-->

17 Agustus 2012

Imam Mazhab Dalam Dongeng Dusta Sufi



Orang Sufi Mengatakan:
 
Imam Abu Hanifah Rahimahulloh : Imam Abu Hanifah adalah seorang imam mazhab dari empat mazhab terkenal, ternyata juga seorang Mursyid Thariqah Sufi.

Diriwayatkan oleh seorang Faqih Hanafi al-Hashkafi, menegaskan, bahwa Abu Ali ad-Daqqaq ra, berkata, “Aku mengambil Thariqah sufi ini dari Abul Qasim an-Nashr Abadzy, dan Abul Qasim mengambil dari Asy-Syibly, dan Asy-Syibly mengambil dari Sary as-Saqathy, beliau mengambil dari Ma’ruf al-Karkhy, dan beliau mengambil dari Dawud ath-Tha’y, dan Dawud mengambil dari Abu Hanifah Ra.

Abu Hanifah dikenal sebagai Fuquha ulung, ternyata tetap memadukan antara syariah dan haqiqah. Dan Abu Hanifah terkenal zuhud, wara’ dan ahlu dzikir yang begitu dalam, ahli kasyf, dan sangat dekat dengan Allah Ta’ala, berkah Tasawuf yang diamalkannya.

Jika ada pertanyaan, kenapa para Mujtahidin itu tidak menulis kitab khusus mengenai Tasawuf, jika mereka mengikuti aliran Sufi? Imam Asy-Sya’rany, Mujathid dan Ulama besar mengatakan, “Para Mujtahidun itu tidak menulis kitab khusus mengenai tasawuf, karena penyakit-penyakit jiwa kaum muslimin di zamannya masih sedikit. Mereka lebih banyak selamat dari riya’ dan kemunafikan. Mereka yang tidak selamat jumlahnya kecil. Hampir-hampir cacat mereka tidak tampak di masa itu. Sehingga mayoritas Mujtahidin di masa itu lebih konsentrasi pada bidang ilmu dan mensistematisir pemahaman pengetahuan yang tersebar di kota dan desa, dengan para Tabi’in dan Tabiit Tabi’in, yang merupakan sumber materi pengetahuan, sehingga dari mereka dikenal timbangan seluruh hukum, dibanding berdebat soal amaliyah qalbiyah sebagian orang yang tidak banyak muncul”.

Imam Malik Rahimahulloh. Beliau mengatakan soal tasawuf ini dengan kata-kata yang sangat popular hingga saat ini: “Siapa yang bersyariat atau berfiqih tanpa bertasawuf, benar-benar menjadi fasiq. Dan siapa yang bertasawuf tanpa bersyariat (berfiqih) benar-benar zindiq. Siapa yang mengintegrasikan Fiqih dan Tasawuf benar-benar menapaki hakikat kebenaran.”

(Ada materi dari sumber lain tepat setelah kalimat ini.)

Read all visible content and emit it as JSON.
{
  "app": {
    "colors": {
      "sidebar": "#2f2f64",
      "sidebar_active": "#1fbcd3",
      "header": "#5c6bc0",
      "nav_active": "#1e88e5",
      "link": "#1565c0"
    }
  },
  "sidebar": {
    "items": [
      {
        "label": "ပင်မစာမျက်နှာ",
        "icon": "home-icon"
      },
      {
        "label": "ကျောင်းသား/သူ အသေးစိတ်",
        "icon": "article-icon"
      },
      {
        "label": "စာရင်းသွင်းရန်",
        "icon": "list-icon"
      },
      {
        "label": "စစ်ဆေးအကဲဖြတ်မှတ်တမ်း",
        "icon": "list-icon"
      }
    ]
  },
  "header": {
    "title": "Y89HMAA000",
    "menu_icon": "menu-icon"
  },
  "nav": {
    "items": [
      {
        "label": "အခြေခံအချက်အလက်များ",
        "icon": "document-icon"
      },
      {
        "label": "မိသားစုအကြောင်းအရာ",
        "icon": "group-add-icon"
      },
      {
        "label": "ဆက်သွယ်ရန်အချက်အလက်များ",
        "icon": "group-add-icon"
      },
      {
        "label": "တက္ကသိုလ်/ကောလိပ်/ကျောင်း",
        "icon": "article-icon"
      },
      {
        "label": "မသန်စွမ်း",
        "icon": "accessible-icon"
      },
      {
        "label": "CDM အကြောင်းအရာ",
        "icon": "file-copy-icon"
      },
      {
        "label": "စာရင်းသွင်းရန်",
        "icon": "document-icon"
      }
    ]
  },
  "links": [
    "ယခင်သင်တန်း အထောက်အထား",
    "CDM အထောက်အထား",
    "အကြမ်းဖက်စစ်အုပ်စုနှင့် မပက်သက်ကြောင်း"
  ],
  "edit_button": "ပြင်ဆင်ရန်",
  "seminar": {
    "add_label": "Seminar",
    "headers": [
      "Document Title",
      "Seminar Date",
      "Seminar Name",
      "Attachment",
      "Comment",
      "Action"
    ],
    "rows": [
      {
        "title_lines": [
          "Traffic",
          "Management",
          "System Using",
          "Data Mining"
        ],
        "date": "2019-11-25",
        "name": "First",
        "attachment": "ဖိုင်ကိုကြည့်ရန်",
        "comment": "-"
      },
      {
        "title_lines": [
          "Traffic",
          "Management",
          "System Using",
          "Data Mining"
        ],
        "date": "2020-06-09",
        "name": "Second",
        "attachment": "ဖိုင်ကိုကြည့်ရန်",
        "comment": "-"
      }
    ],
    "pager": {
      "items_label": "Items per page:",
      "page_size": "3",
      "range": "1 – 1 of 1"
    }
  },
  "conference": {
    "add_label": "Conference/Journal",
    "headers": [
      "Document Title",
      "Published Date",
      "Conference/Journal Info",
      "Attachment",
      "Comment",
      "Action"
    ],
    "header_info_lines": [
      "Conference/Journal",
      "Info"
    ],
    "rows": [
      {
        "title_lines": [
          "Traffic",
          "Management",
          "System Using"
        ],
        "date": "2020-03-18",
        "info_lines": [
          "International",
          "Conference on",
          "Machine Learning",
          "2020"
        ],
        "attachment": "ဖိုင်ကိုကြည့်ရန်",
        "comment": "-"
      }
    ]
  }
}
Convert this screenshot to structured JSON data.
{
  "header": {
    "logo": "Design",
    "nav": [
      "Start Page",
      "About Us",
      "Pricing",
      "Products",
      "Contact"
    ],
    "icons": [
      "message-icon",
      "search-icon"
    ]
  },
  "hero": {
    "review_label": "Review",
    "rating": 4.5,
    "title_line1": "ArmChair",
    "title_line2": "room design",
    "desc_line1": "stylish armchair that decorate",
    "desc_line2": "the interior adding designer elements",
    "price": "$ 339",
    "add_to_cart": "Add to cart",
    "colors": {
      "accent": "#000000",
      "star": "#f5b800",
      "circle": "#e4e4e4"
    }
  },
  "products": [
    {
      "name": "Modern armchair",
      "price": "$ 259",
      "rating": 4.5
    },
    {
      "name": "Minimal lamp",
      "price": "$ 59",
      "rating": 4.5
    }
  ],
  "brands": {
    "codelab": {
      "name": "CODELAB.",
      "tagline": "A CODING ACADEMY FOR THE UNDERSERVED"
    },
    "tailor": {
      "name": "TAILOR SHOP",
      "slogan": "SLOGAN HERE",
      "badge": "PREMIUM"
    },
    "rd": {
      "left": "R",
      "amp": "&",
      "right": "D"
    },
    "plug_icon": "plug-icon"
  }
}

Imam Syafi’i Rahimahulloh. Beliau berkata: “Aku diberi rasa cinta melebihi dunia kalian semua: “Meninggalkan hal-hal yang memaksa, bergaul dengan sesama penuh dengan kelembutan, dan mengikuti thariqat ahli tasawuf.”

Imam Ahmad bin Hambal Rahimahulloh. Sebelum belajar Tasawuf, Imam Ahmad bin Hambal menegaskan kepada putranya, Abdullah ra. “Hai anakku, hendaknya engkau berpijak pada hadits. Anda harus hati-hati bersama orang-orang yang menamakan dirinya kaum Sufi. Karena kadang diantara mereka sangat bodoh dengan agama.” Namun ketika beliau berguru kepada Abu Hamzah al-Baghdady as-Shufy, dan mengenal perilaku kaum Sufi, tiba-tiba dia berkata pada putranya “Hai anakku hendaknya engkau bermajlis dengan para Sufi, karena mereka bisa memberikan tambahan bekal pada kita, melalui ilmu yang banyak, muroqobah, rasa takut kepada Allah, zuhud dan himmah yang luhur (Allah)” Beliau mengatakan, “Aku tidak pernah melihat suatu kaum yang lebih utama ketimbang kaum Sufi.” Lalu Imam Ahmad ditanya, “Bukanlah mereka sering menikmati sama’ dan ekstase ?” Imam Ahmad menjawab, “Dakwah mereka adalah bergembira bersama Allah dalam setiap saat…”

( SUMBER : SUFINEWS.COM )

Persaksian dusta merupakan perbuatan yang mendatangkan dosa yang besar setelah syirik, dan secara keseluruhan merupakan suatu kejelekan yang akan membawa pelakunya pada kemurkaan Alloh. Untuk itu perbuatan dusta harus kita jauhi apalagi yang didustakan adalah para ulama’ dan notabene adalah pewaris para nabi dan Rosul sholawatullohi alaihim ajma’in.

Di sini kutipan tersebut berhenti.